Thomas Geisbert, a professor of microbiology and immunology at the University of Texas, was one of the early pioneers of Ebola vaccine research and has been hunting for a vaccine since the 1990s. At that time, he said, there were few labs with the capabilities to do testing on a pathogen as deadly as Ebola and not enough money to do the necessary experiments.

“All of a sudden there is all this money,” said Geisbert, who has worked on the technology behind the vaccines being developed by NewLink and Profectus. “When you have more money, you can take more risks.”

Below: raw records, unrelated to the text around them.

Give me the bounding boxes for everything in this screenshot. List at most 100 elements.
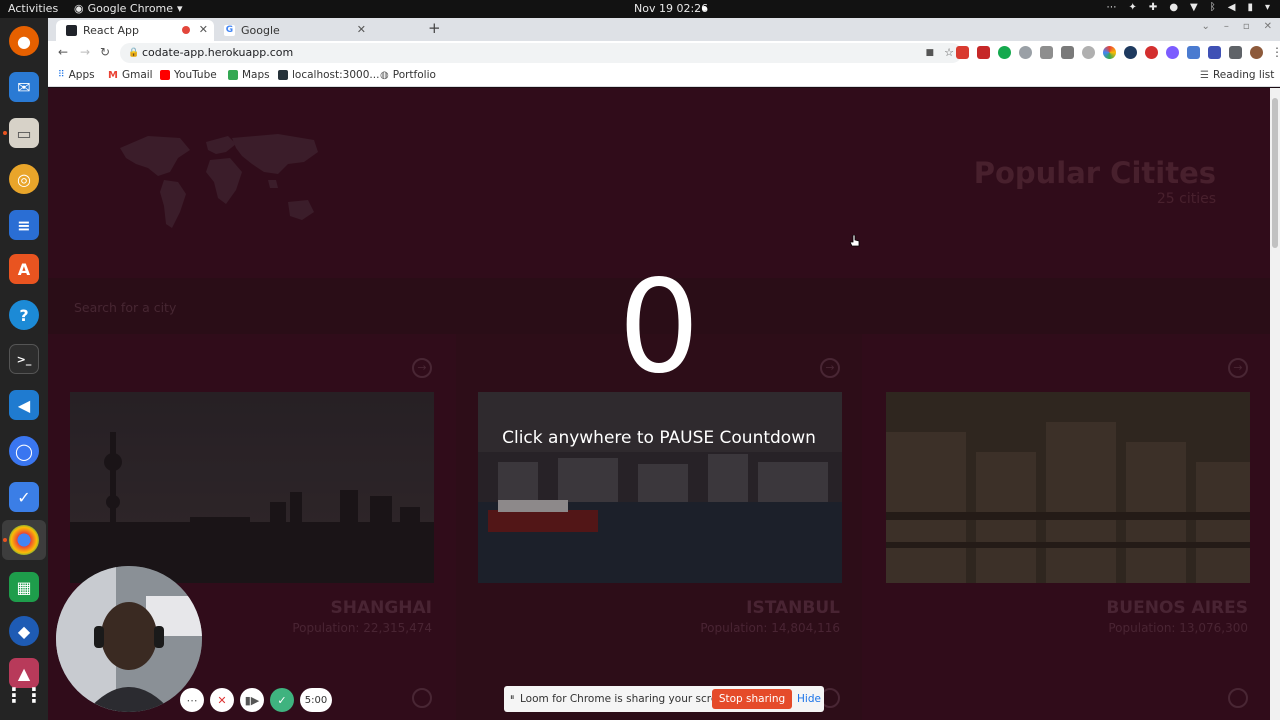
dock: ● ✉ ▭ ◎ ≡ A ? >_ ◀ ◯ ✓ ▦ ◆ ▲ ⋮⋮ bbox=[0, 18, 48, 720]
help-icon[interactable]: ? bbox=[9, 300, 39, 330]
new-tab-button[interactable]: + bbox=[428, 19, 441, 37]
reload-icon[interactable]: ↻ bbox=[100, 45, 110, 59]
firefox-icon[interactable]: ● bbox=[9, 26, 39, 56]
signal-icon[interactable]: ◯ bbox=[9, 436, 39, 466]
close-icon[interactable]: ✕ bbox=[357, 23, 366, 36]
reading-list-button[interactable]: ☰ Reading list bbox=[1200, 69, 1274, 81]
show-applications-icon[interactable]: ⋮⋮ bbox=[4, 680, 44, 710]
ext-filter-icon[interactable] bbox=[1040, 46, 1053, 59]
chrome-app-icon: ◉ bbox=[74, 2, 84, 15]
system-tray[interactable]: ⋯ ✦ ✚ ● ▼ ᛒ ◀ ▮ ▾ bbox=[1107, 2, 1270, 13]
puzzle-icon[interactable] bbox=[1229, 46, 1242, 59]
files-icon[interactable]: ▭ bbox=[9, 118, 39, 148]
bookmark-apps[interactable]: ⠿ Apps bbox=[58, 69, 95, 81]
menu-icon[interactable]: ⋮ bbox=[1271, 46, 1280, 59]
terminal-icon[interactable]: >_ bbox=[9, 344, 39, 374]
bookmark-portfolio[interactable]: ◍ Portfolio bbox=[380, 69, 436, 81]
volume-icon[interactable]: ◀ bbox=[1228, 2, 1236, 13]
cancel-recording-icon[interactable]: ✕ bbox=[210, 688, 234, 712]
app-menu[interactable]: ◉ Google Chrome ▾ bbox=[74, 2, 183, 15]
hide-button[interactable]: Hide bbox=[797, 693, 821, 705]
ext-blue-icon[interactable] bbox=[1187, 46, 1200, 59]
bookmark-label: YouTube bbox=[174, 69, 217, 81]
ext-purple-icon[interactable] bbox=[1166, 46, 1179, 59]
pause-countdown-message: Click anywhere to PAUSE Countdown bbox=[502, 428, 816, 448]
recording-timer: 5:00 bbox=[300, 688, 332, 712]
ext-pdf-icon[interactable] bbox=[977, 46, 990, 59]
maximize-icon[interactable]: ▫ bbox=[1243, 21, 1250, 32]
recording-tab-icon bbox=[182, 26, 190, 34]
globe-icon: ◍ bbox=[380, 69, 389, 81]
rhythmbox-icon[interactable]: ◎ bbox=[9, 164, 39, 194]
back-icon[interactable]: ← bbox=[58, 45, 68, 59]
tab-search-icon[interactable]: ⌄ bbox=[1201, 21, 1209, 32]
ext-check-icon[interactable] bbox=[1124, 46, 1137, 59]
bookmark-youtube[interactable]: YouTube bbox=[160, 69, 217, 81]
tab-react-app[interactable]: React App ✕ bbox=[56, 20, 214, 41]
ext-recycle-icon[interactable] bbox=[1061, 46, 1074, 59]
bookmark-gmail[interactable]: M Gmail bbox=[108, 69, 153, 81]
youtube-icon bbox=[160, 70, 170, 80]
ext-clock-icon[interactable] bbox=[1019, 46, 1032, 59]
address-bar[interactable]: 🔒 codate-app.herokuapp.com ■ ☆ bbox=[120, 43, 962, 63]
zoom-icon[interactable]: ● bbox=[1169, 2, 1178, 13]
forward-icon[interactable]: → bbox=[80, 45, 90, 59]
google-favicon-icon: G bbox=[224, 25, 235, 36]
vscode-icon[interactable]: ◀ bbox=[9, 390, 39, 420]
chrome-icon[interactable] bbox=[9, 525, 39, 555]
page-scrollbar[interactable] bbox=[1270, 88, 1280, 720]
power-icon[interactable]: ▾ bbox=[1265, 2, 1270, 13]
ext-bars-icon[interactable] bbox=[1208, 46, 1221, 59]
page-content[interactable]: Popular Citites 25 cities → bbox=[48, 88, 1270, 720]
cast-icon[interactable]: ■ bbox=[925, 43, 934, 63]
software-center-icon[interactable]: A bbox=[9, 254, 39, 284]
pause-recording-icon[interactable]: ▮▶ bbox=[240, 688, 264, 712]
maps-icon bbox=[228, 70, 238, 80]
calc-icon[interactable]: ▦ bbox=[9, 572, 39, 602]
bookmark-maps[interactable]: Maps bbox=[228, 69, 270, 81]
minimize-icon[interactable]: – bbox=[1224, 21, 1229, 32]
battery-icon[interactable]: ▮ bbox=[1247, 2, 1253, 13]
close-window-icon[interactable]: ✕ bbox=[1264, 21, 1272, 32]
thunderbird-icon[interactable]: ✉ bbox=[9, 72, 39, 102]
bookmark-label: Maps bbox=[242, 69, 270, 81]
star-icon[interactable]: ☆ bbox=[944, 43, 954, 63]
running-indicator bbox=[3, 538, 7, 542]
wifi-icon[interactable]: ▼ bbox=[1190, 2, 1198, 13]
app-menu-label: Google Chrome bbox=[87, 2, 174, 15]
bookmark-localhost[interactable]: localhost:3000... bbox=[278, 69, 379, 81]
tasks-icon[interactable]: ✓ bbox=[9, 482, 39, 512]
extension-tray-icon[interactable]: ✚ bbox=[1149, 2, 1157, 13]
countdown-number: 0 bbox=[618, 253, 700, 402]
tab-google[interactable]: G Google ✕ bbox=[214, 20, 372, 41]
writer-icon[interactable]: ≡ bbox=[9, 210, 39, 240]
apps-grid-icon: ⠿ bbox=[58, 70, 65, 80]
vpn-icon[interactable]: ◆ bbox=[9, 616, 39, 646]
scrollbar-thumb[interactable] bbox=[1272, 98, 1278, 248]
clock[interactable]: Nov 19 02:26 bbox=[634, 2, 708, 15]
activities-button[interactable]: Activities bbox=[8, 2, 58, 15]
profile-avatar-icon[interactable] bbox=[1250, 46, 1263, 59]
close-icon[interactable]: ✕ bbox=[199, 23, 208, 36]
countdown-overlay[interactable] bbox=[48, 88, 1270, 720]
gmail-icon: M bbox=[108, 69, 118, 81]
localhost-icon bbox=[278, 70, 288, 80]
tab-label: Google bbox=[241, 24, 280, 37]
finish-recording-icon[interactable]: ✓ bbox=[270, 688, 294, 712]
tab-strip: React App ✕ G Google ✕ + ⌄ – ▫ ✕ bbox=[48, 18, 1280, 41]
dropbox-icon[interactable]: ✦ bbox=[1129, 2, 1137, 13]
ext-block-icon[interactable] bbox=[1145, 46, 1158, 59]
ext-color-icon[interactable] bbox=[1103, 46, 1116, 59]
bookmark-label: Portfolio bbox=[392, 69, 436, 81]
ext-red-icon[interactable] bbox=[956, 46, 969, 59]
more-options-icon[interactable]: ⋯ bbox=[180, 688, 204, 712]
stop-sharing-button[interactable]: Stop sharing bbox=[712, 689, 792, 709]
ext-grammarly-icon[interactable] bbox=[998, 46, 1011, 59]
extensions-row: ⋮ bbox=[956, 46, 1280, 59]
more-icon[interactable]: ⋯ bbox=[1107, 2, 1117, 13]
url-text: codate-app.herokuapp.com bbox=[142, 46, 294, 59]
ext-gray-icon[interactable] bbox=[1082, 46, 1095, 59]
reading-list-icon: ☰ bbox=[1200, 69, 1209, 81]
share-message: Loom for Chrome is sharing your screen. bbox=[520, 693, 734, 705]
bluetooth-icon[interactable]: ᛒ bbox=[1210, 2, 1216, 13]
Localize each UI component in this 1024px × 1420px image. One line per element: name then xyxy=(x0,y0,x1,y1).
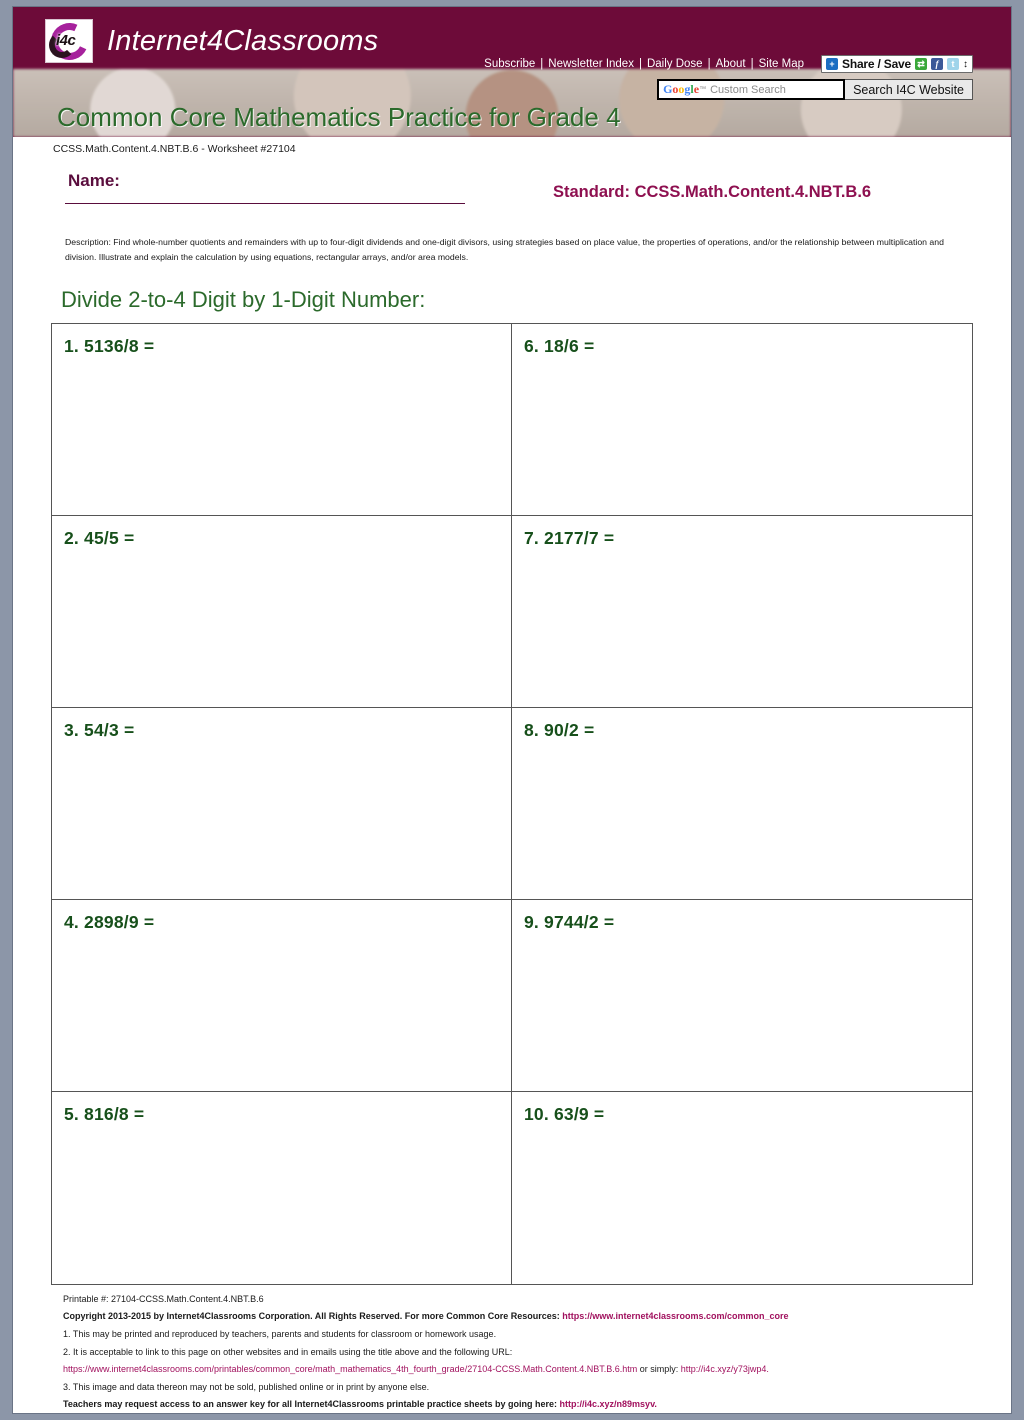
footer-note-1: 1. This may be printed and reproduced by… xyxy=(63,1329,497,1340)
problem-cell[interactable]: 2. 45/5 = xyxy=(52,515,512,708)
name-and-standard-row: Name: Standard: CCSS.Math.Content.4.NBT.… xyxy=(13,167,1011,229)
chevron-updown-icon[interactable]: ↕ xyxy=(963,59,968,70)
problem-text: 6. 18/6 = xyxy=(524,335,595,356)
problem-cell[interactable]: 1. 5136/8 = xyxy=(52,323,512,516)
name-label: Name: xyxy=(68,171,120,190)
top-nav: Subscribe | Newsletter Index | Daily Dos… xyxy=(479,55,973,73)
worksheet-long-url-link[interactable]: https://www.internet4classrooms.com/prin… xyxy=(63,1364,637,1374)
nav-link-site-map[interactable]: Site Map xyxy=(754,58,809,70)
problem-text: 2. 45/5 = xyxy=(64,527,135,548)
problem-cell[interactable]: 9. 9744/2 = xyxy=(512,899,972,1092)
answer-key-line: Teachers may request access to an answer… xyxy=(63,1396,971,1413)
problem-text: 5. 816/8 = xyxy=(64,1103,145,1124)
problem-cell[interactable]: 10. 63/9 = xyxy=(512,1091,972,1284)
or-simply-text: or simply: xyxy=(637,1364,681,1375)
worksheet-sheet: i4c Internet4Classrooms Subscribe | News… xyxy=(12,6,1012,1414)
facebook-icon[interactable]: f xyxy=(931,58,943,70)
page-title: Common Core Mathematics Practice for Gra… xyxy=(57,102,621,132)
problem-cell[interactable]: 5. 816/8 = xyxy=(52,1091,512,1284)
nav-link-daily-dose[interactable]: Daily Dose xyxy=(642,58,708,70)
search-input[interactable]: Google ™ Custom Search xyxy=(657,79,846,100)
standard-description: Description: Find whole-number quotients… xyxy=(65,237,944,262)
common-core-link[interactable]: https://www.internet4classrooms.com/comm… xyxy=(562,1311,788,1321)
problem-cell[interactable]: 6. 18/6 = xyxy=(512,323,972,516)
problem-text: 1. 5136/8 = xyxy=(64,335,155,356)
site-header: i4c Internet4Classrooms Subscribe | News… xyxy=(13,7,1011,137)
share-save-button[interactable]: + Share / Save ⇄ f t ↕ xyxy=(821,55,973,73)
twitter-icon[interactable]: t xyxy=(947,58,959,70)
problem-text: 10. 63/9 = xyxy=(524,1103,605,1124)
copyright-line: Copyright 2013-2015 by Internet4Classroo… xyxy=(63,1308,971,1326)
answer-key-link[interactable]: http://i4c.xyz/n89msyv. xyxy=(560,1399,657,1409)
brand-name: Internet4Classrooms xyxy=(107,24,379,57)
footer-note-3: 3. This image and data thereon may not b… xyxy=(63,1381,430,1392)
i4c-logo-icon[interactable]: i4c xyxy=(45,17,94,66)
footer-url-line: https://www.internet4classrooms.com/prin… xyxy=(63,1361,971,1379)
problem-text: 8. 90/2 = xyxy=(524,719,595,740)
google-tm-icon: ™ xyxy=(699,86,707,93)
problem-text: 3. 54/3 = xyxy=(64,719,135,740)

In recent years, the biggest barrier has been getting past the government bureaucracy to begin human testing -- something the urgency around the latest outbreak has helped cut down, Geisbert said.

The next steps won’t be cheap or easy, said Stoffels. J&J must develop manufacturing capabilities for the vaccine, which must be made in a carefully controlled environment, and develop and implement a plan for testing it in volunteers.

“We will have to mobilize significant resources for this and we are doing that as we speak,” said Stoffels. “It is a significant amount of work but the senior leadership is committed to doing it.”

(A previous version of this story stated that Glaxo could have hundreds of thousands of doses in six months.)